Design questions all the way down. A General Methodological Model of Distant Reading
Yann Audin du laboratoire de recherche sur les écritures numériques présentera un poster à la Conférence annuelle du Journal of Computational Literary Studies à l'université de Potsdam.
Résumé de la présentation
Since it was coined in Conjecture on World Literature (Moretti 2000), the expression “Distant Reading” (DR) has come to represent a wide array of practices in Computational Literary Studies. Despite a wide variety of goals, computational tools and infrastructures, as well as extensive differences in corpora types and sizes, DR projects share a common general conceptual structure.
- Corpus creation: A literary corpus can include well-structured and cleaned textual data (Fileva 2023; Bories, Fabo, and Plecháč 2022), metadata on the studied works and their historical contexts (Wilkens 2016) and annotations (Wolfe 2002);
- Formal model: A computational method to capture relevant information from the
formal features of the corpus; the process of literary modelling is described by McCarty (2013) and Piper (2015, 2017); - Datafication: The application of the formal model on the corpus to transform it into a database is an act of reduction that is necessary to study massive corpora, but it amplifies any biases introduced in the previous steps;
- Data representation: Data can be visualized in graphical (Drucker 2011; Jänicke et al. 2017) or tabular (Flanders and Jannidis 2018) form to uncover large-scale patterns, connections, outliers, etc.;
- Analysis: Distant Reading infers findings, and confirms (or infirms) hypotheses from the trends discovered with data representations and statistical methods, in conjunction with scholarly expertise and literary insight.

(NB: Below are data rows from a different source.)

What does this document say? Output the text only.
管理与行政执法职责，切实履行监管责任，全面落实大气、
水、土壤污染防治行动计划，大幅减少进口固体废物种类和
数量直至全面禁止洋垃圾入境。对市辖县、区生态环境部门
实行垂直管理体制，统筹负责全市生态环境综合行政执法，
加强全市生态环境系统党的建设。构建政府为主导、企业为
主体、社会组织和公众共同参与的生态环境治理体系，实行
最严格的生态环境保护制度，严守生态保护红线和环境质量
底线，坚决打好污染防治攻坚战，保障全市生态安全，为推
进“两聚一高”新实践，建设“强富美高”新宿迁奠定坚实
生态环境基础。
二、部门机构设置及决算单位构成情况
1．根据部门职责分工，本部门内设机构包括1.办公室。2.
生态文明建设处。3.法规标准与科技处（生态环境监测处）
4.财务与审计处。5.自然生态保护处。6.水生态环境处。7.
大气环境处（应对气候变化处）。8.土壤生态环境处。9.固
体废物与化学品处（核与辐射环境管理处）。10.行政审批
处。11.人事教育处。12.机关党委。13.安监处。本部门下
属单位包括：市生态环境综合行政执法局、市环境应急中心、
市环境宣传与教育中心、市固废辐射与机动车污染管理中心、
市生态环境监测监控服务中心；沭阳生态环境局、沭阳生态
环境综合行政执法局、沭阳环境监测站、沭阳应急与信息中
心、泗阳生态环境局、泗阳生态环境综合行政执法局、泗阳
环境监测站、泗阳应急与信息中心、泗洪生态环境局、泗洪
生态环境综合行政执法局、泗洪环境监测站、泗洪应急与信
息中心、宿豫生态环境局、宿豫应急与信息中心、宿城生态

These steps are informed by technical limitations, corpus specificities, and the research question. They further carry design questions—literary, scientific and technical choices—that are often obfuscated in DR discussions as trivial; this poster presents these questions through a general methodological pipeline of Distant Reading. More significantly, it aims to showcase the compounding effect of design choices in a practice based on large-scale corpora and algorithmic automation.
Overview of the poster
This poster is organized around a schematic form of the general DR pipeline that integrates theoretical and practical elements from more than two decades of Distant Reading. Importantly, it is not an attempt at proposing a standardized methodological pipeline for Distant Reading in Computational Literary Studies. Rather, it showcases the different streams of DR as alternative paths in the conceptual model, and presents DR as a flexible and extensible project. For instance, it points out the difference between the use of a computational method as a proxy for a literary concept, versus the translation of a concept into a formal model. The poster’s objective is to describe explicitly the complexities of DR projects through an exploration of the technical assemblages of DR, while identifying some of their epistemic consequences on Computational Literary Studies.